“Why, I don’t know. Perhaps. What do you say, mother?”
“Yes, I think she was. She had on her new winter hat, and it was very becoming.”
“What made you ask that question, Mr. Dean?”
“I wondered if it wasn’t the fact. Sometimes I seem to feel people’s looks. Perhaps it’s the happiness in their voices—if it’s greater than usual; perhaps it’s something too subtle to express. I did have the feeling that Katharine was looking her prettiest to-day. You’d call her a pretty girl, wouldn’t you?”
“In some ways; nice-looking; attractive,” qualified the scrupulous David.
“She’s very pretty, she’s lovely,” declared Mrs. Ives, impatient with her son for his reservations. “I don’t know where you’ll see a prettier girl!”

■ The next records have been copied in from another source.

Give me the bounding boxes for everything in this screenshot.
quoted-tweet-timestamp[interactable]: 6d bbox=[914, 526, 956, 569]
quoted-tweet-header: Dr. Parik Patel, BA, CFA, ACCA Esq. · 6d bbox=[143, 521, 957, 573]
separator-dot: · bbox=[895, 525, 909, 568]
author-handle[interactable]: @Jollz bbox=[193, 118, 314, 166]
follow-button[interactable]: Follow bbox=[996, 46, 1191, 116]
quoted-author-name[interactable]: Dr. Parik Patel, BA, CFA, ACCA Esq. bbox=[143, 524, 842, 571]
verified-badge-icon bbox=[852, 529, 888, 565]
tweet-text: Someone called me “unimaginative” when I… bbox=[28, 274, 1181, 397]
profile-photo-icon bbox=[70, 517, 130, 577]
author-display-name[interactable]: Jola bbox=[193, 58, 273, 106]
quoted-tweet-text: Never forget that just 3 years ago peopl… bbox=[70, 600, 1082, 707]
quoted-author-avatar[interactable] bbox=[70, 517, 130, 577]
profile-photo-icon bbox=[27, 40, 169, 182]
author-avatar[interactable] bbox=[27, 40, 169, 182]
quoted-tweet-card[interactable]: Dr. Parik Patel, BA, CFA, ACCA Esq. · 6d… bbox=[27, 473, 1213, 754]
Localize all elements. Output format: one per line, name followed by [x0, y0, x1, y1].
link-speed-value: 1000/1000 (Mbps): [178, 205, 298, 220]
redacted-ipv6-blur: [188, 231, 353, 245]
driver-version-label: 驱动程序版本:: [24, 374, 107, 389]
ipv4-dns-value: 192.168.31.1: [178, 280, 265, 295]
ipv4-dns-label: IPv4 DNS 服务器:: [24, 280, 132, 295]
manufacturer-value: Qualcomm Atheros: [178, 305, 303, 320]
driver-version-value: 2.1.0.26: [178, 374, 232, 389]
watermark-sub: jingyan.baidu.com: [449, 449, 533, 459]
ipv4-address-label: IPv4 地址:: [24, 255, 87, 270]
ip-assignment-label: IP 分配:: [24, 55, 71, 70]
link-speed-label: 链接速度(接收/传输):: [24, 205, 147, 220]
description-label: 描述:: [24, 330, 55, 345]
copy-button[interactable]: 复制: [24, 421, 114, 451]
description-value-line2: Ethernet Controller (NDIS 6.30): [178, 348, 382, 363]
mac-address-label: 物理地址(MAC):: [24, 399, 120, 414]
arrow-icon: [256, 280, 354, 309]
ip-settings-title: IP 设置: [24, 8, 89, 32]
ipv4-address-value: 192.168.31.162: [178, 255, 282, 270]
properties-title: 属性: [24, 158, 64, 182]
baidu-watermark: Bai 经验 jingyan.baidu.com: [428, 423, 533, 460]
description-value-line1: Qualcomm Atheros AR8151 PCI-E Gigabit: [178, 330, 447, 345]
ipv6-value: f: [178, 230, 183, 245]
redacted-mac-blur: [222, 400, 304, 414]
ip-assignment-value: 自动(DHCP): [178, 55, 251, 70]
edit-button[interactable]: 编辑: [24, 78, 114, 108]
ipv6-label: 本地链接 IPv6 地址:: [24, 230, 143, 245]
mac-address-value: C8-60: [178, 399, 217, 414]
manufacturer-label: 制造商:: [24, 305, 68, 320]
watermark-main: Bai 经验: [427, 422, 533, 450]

“Well, there’s Ruth Davenport and Marion Bradley,” David suggested. “Katharine may be just as attractive, but I don’t know that you would call her as pretty. By the way, Lester has invited Ruth to come down to the Yale game, and he’s asked me to look after her for him. I thought it might be a good idea, mother, if you invited her to stay here that night and had a little tea for her after the game.”
“Why, of course,” said Mrs. Ives; and Mr. Dean expressed his pleasure.
Ruth wrote that she was “thrilled” to accept the invitation. And on the morning of the game, when David met her at the station, he thought that he had never seen any one so happy. Indeed, for a long time afterwards in musing moments the memory of her as she had appeared that day when he first caught sight of her would arise before him—a slender figure in a black pony coat with a white fur round her neck and a black velvet hat on her head; she waved her white muff at him while a greeting fairly glowed from her pink cheeks and bright eyes and laughing lips.
“Lester was sorry that he couldn’t meet you himself,” David said. “But the morning of the game they have to keep quiet and avoid excitement.”